Atilim Seymen präsentierte seine Ideen zu notwendigen Arbeitsmarktreformen: Eine Analyse der deutschen Hartz-Reform
zeigte zwar positive Auswirkungen auf den dortigen Arbeitsmarkt, aufgrund von unterschiedlichen Systemen und Überlagerungseffekten
kann diese Reform jedoch nicht als Best-Practice-Modell für andere europäische Länder dienen. Allerdings
kann der Schluss daraus gezogen werden, dass die mit solchen Reformen einhergehenden Verteilungswirkungen schädliche
Auswirkungen auf den Ruf solcher Maßnahmen und deren Effektivität haben.
Jeroen van den Bergh (Universitat Autònoma de Barcelona), Marina Fischer-Kowalski (Institut für soziale
Ökologie) und Kurt Kratena (WIFO) präsentierten ihre Forschungsergebnisse im Rahmen eines Panels zum
Thema "Langfristiges Wirtschaftswachstum und Ressourcenentkopplung". Die langfristige Verknappung von
Energie und Rohstoffen erfordert eine vollständige Entkopplung ihres Einsatzes von der Wachstumsdynamik der
Wirtschaft. Jeroen van den Bergh nannte eine Reihe von Herausforderungen, von Rebound-Effekten bis hin zu sozialpolitischer
Durchführbarkeit. Marina Fischer-Kowalski zeigte, dass die Implementierung intelligenter Umweltabgaben und/oder
fiskalpolitischer Anreize eine in sozialer Hinsicht faire und ökologisch nachhaltige Entkopplung ermöglicht.

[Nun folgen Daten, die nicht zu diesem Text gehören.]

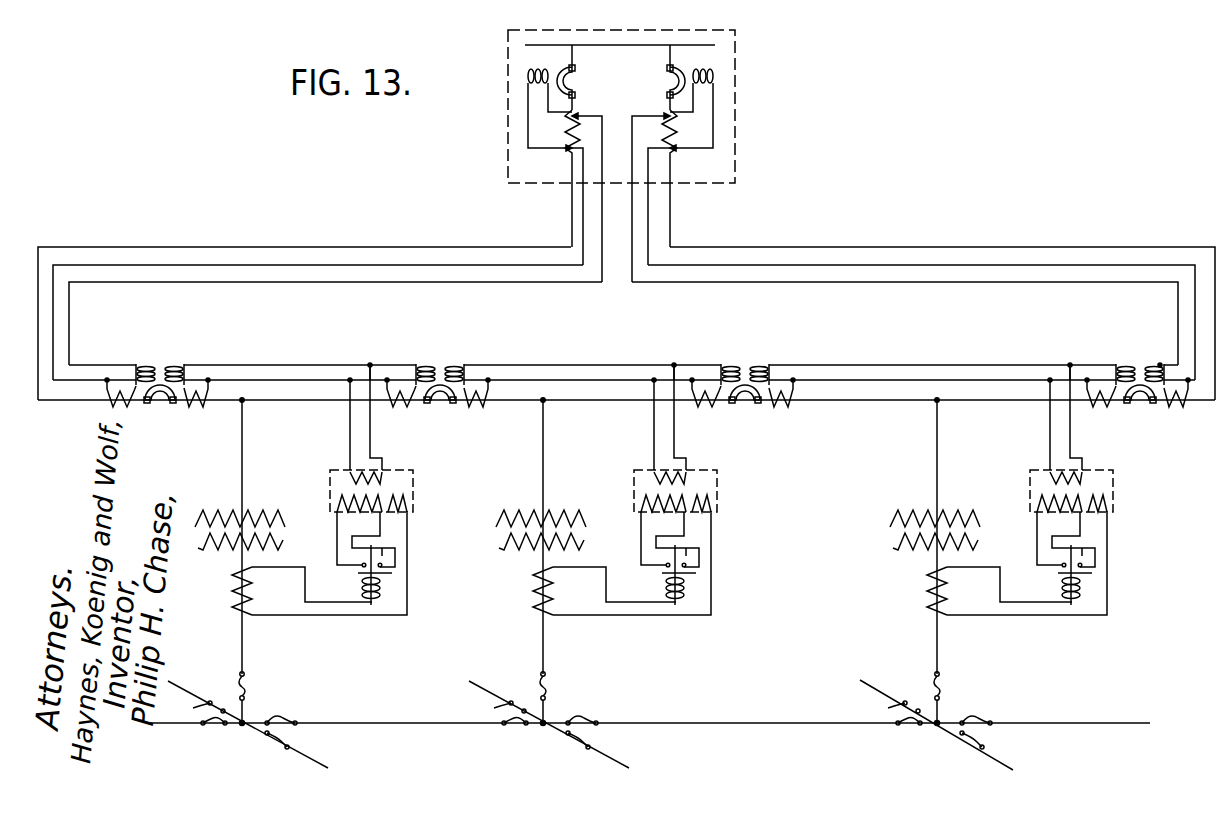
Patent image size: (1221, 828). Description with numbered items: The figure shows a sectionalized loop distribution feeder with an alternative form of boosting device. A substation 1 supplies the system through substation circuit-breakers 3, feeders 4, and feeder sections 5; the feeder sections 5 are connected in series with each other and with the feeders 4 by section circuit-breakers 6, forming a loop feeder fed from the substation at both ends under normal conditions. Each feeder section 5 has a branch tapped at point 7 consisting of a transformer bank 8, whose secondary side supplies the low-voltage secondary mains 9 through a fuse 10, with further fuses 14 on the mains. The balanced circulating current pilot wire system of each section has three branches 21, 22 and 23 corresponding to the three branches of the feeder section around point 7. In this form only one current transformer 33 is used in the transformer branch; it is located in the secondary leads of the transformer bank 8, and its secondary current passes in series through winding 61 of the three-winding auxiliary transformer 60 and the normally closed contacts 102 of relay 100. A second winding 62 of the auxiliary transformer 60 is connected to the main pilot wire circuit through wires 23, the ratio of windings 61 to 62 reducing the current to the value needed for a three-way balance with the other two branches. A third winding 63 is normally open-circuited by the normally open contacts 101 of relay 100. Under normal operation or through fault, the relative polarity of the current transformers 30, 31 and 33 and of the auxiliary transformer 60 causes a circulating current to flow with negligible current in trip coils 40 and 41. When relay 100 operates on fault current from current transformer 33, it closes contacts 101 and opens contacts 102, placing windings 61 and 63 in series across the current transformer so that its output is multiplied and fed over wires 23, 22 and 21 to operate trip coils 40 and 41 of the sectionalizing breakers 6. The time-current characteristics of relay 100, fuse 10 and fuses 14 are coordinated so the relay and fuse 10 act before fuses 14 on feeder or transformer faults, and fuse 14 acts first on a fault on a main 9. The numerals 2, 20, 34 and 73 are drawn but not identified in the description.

The substation 1 is at (737, 83).
The bus bar 2 is at (621, 47).
The substation circuit-breaker 3 is at (576, 84).
The feeder 4 is at (305, 247).
The feeder section 5 is at (293, 402).
The section circuit-breaker 6 is at (650, 410).
The tap point 7 is at (244, 399).
The transformer bank 8 is at (196, 528).
The secondary mains 9 is at (368, 722).
The fuse 10 is at (246, 676).
The fuse 14 is at (206, 708).
The intermediate conductor loop 20 is at (297, 266).
The pilot wire branch 21 is at (243, 365).
The pilot wire branch 22 is at (380, 365).
The pilot wires 23 is at (368, 428).
The current transformer 30 is at (688, 407).
The current transformer 31 is at (610, 407).
The current transformer 33 is at (232, 589).
The resistor with taps 34 is at (566, 126).
The trip coil 40 is at (672, 359).
The trip coil 41 is at (637, 362).
The three-winding auxiliary transformer 60 is at (414, 475).
The first winding 61 is at (401, 507).
The second winding 62 is at (380, 479).
The third winding 63 is at (709, 513).
The current coil 73 is at (539, 69).
The relay 100 is at (384, 600).
The normally open contacts 101 is at (396, 573).
The normally closed contacts 102 is at (398, 549).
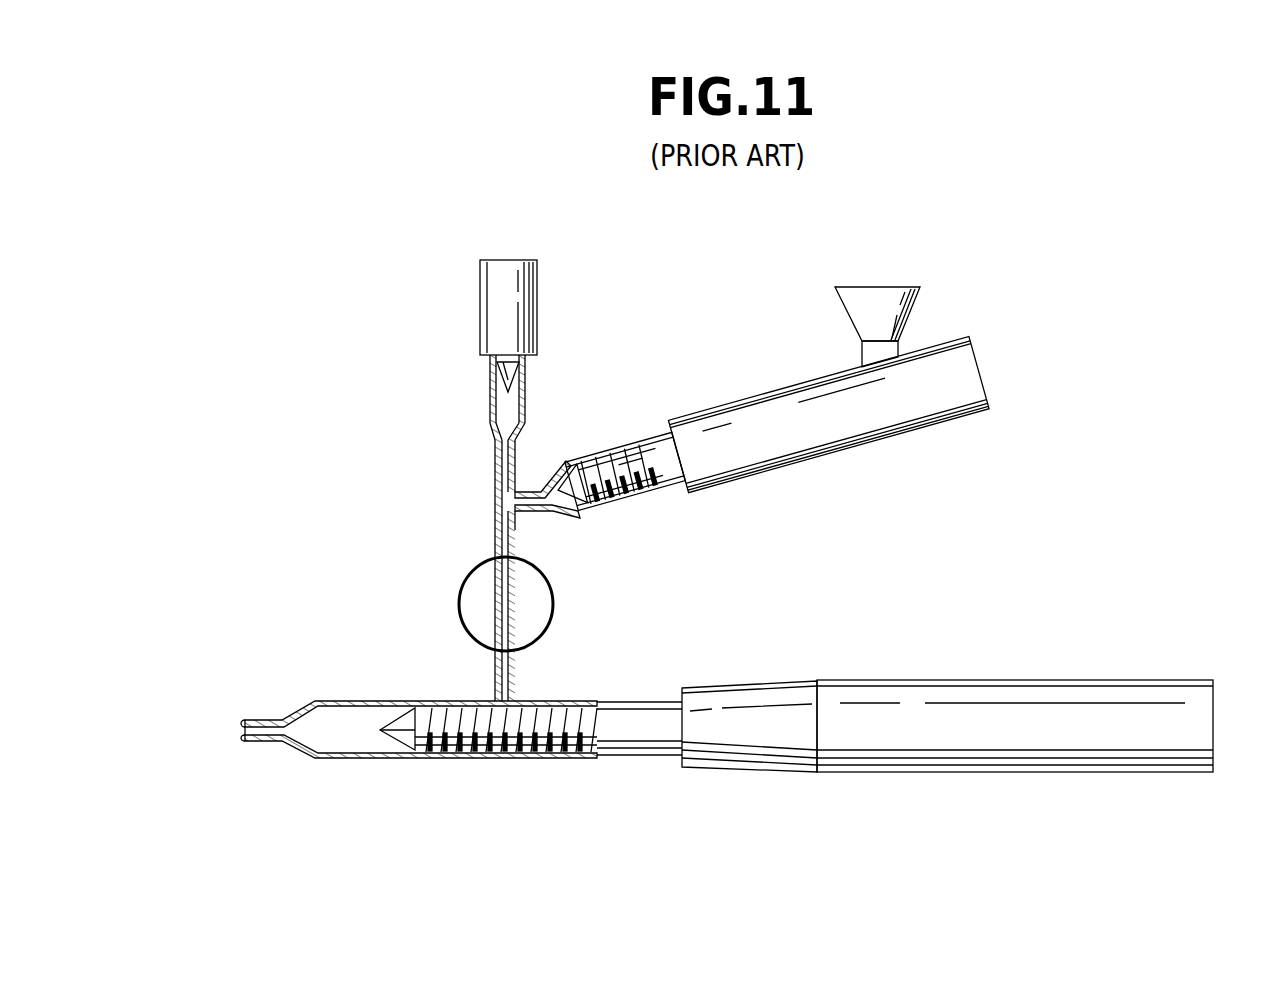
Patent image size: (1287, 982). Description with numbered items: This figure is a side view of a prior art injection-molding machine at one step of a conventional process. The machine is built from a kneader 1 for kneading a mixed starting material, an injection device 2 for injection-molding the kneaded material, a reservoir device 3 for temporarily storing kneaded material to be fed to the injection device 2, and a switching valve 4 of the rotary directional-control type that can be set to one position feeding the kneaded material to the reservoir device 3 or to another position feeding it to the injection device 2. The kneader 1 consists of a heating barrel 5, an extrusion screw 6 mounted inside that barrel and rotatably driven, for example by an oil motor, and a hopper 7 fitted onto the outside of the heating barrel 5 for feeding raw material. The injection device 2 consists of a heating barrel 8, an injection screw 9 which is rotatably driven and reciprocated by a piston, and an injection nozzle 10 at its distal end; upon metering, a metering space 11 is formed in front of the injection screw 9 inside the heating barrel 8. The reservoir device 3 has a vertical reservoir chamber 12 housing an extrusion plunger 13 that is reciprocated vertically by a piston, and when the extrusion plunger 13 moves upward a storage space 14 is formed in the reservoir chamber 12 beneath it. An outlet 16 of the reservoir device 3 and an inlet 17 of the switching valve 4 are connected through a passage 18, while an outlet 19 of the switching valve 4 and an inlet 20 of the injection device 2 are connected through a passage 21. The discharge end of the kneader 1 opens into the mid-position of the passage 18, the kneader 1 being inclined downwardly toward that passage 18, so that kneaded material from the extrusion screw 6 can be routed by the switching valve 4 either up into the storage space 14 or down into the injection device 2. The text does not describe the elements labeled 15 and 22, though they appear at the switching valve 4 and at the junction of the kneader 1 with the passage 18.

Georg Licht (ZEW Mannheim) und Reinhilde Veugelers (KU Leuven) präsentierten eine weitere Sichtweise dieser
Problematik in ihren Beiträgen zu "Innovation, Beschäftigung und Umwelt". Umweltinnovationen
tragen zur Emissionssenkung bei und/oder schaffen CO2-verringernde Technologien bei gleichzeitiger Verstärkung
des Wirtschaftswachstums und der Widerstandsfähigkeit gegen Krisen. Im Gegensatz zur herrschenden Meinung
müssen solche Umweltinnovationen keine Arbeitsplätze vernichten, sondern können sogar beschäftigungssteigernde
Wirkungen haben.
An einer hochrangigen politischen Podiumsdiskussion nahmen anlässlich der WWWforEurope-Konferenz Miguel Gil
Terte (Europäische Kommission), Janneke Plantenga (Universität Utrecht), André Sapir (Bruegel)
und Frank Vandenbroucke (KU Leuven und früherer belgischer Minister für Soziales, Gesundheit, Pensionen
und Beschäftigung) teil. Europa leidet immer noch an den Nachwirkungen der Finanzmarkt- und Wirtschaftskrise
der Jahre 2008/09. Dennoch drängt die Zeit, den Kurs in Richtung eines sozioökologischen Wandels zu setzen,
wie er auf Basis der Ergebnisse des Forschungsprojektes aufgezeigt wird. Grundlagen dafür sind eine verstärkte
europäische Integration und eine Reform der gemeinschaftlichen Institutionen. Der wachsenden Euro-Skepsis
sollte eine glaubwürdige Politik in Richtung eines "besseren" Europa und einer "High-Road"-Strategie
zum Nutzen aller Bürgerinnen und Bürger entgegengesetzt werden.
An dieser Veranstaltung nahmen Repräsentantinnen und Repräsentanten der Europäischen Kommission,
des Europäischen Wirtschafts- und Sozialkomitees (EESC) und der Europäischen Umweltagentur teil. Auch
Vertreterinnen und Vertreter einiger übereuropäischer internationaler Organisationen wie der Internationalen
Arbeitsorganisation (ILO) oder der OECD waren anwesend. Weitere Teilnehmerinnen und Teilnehmer von europäischen
Universitäten, den Think Tanks Bruegel, Wuppertal Institute und Club of Rome, der Sozialpartner einzelner
Mitgliedsländer und ihrer europäischen Dachorganisationen und von NGOs wie etwa Green Budget Europe oder
Friends of Europe folgten der Einladung zu diesem wichtigen Diskurs.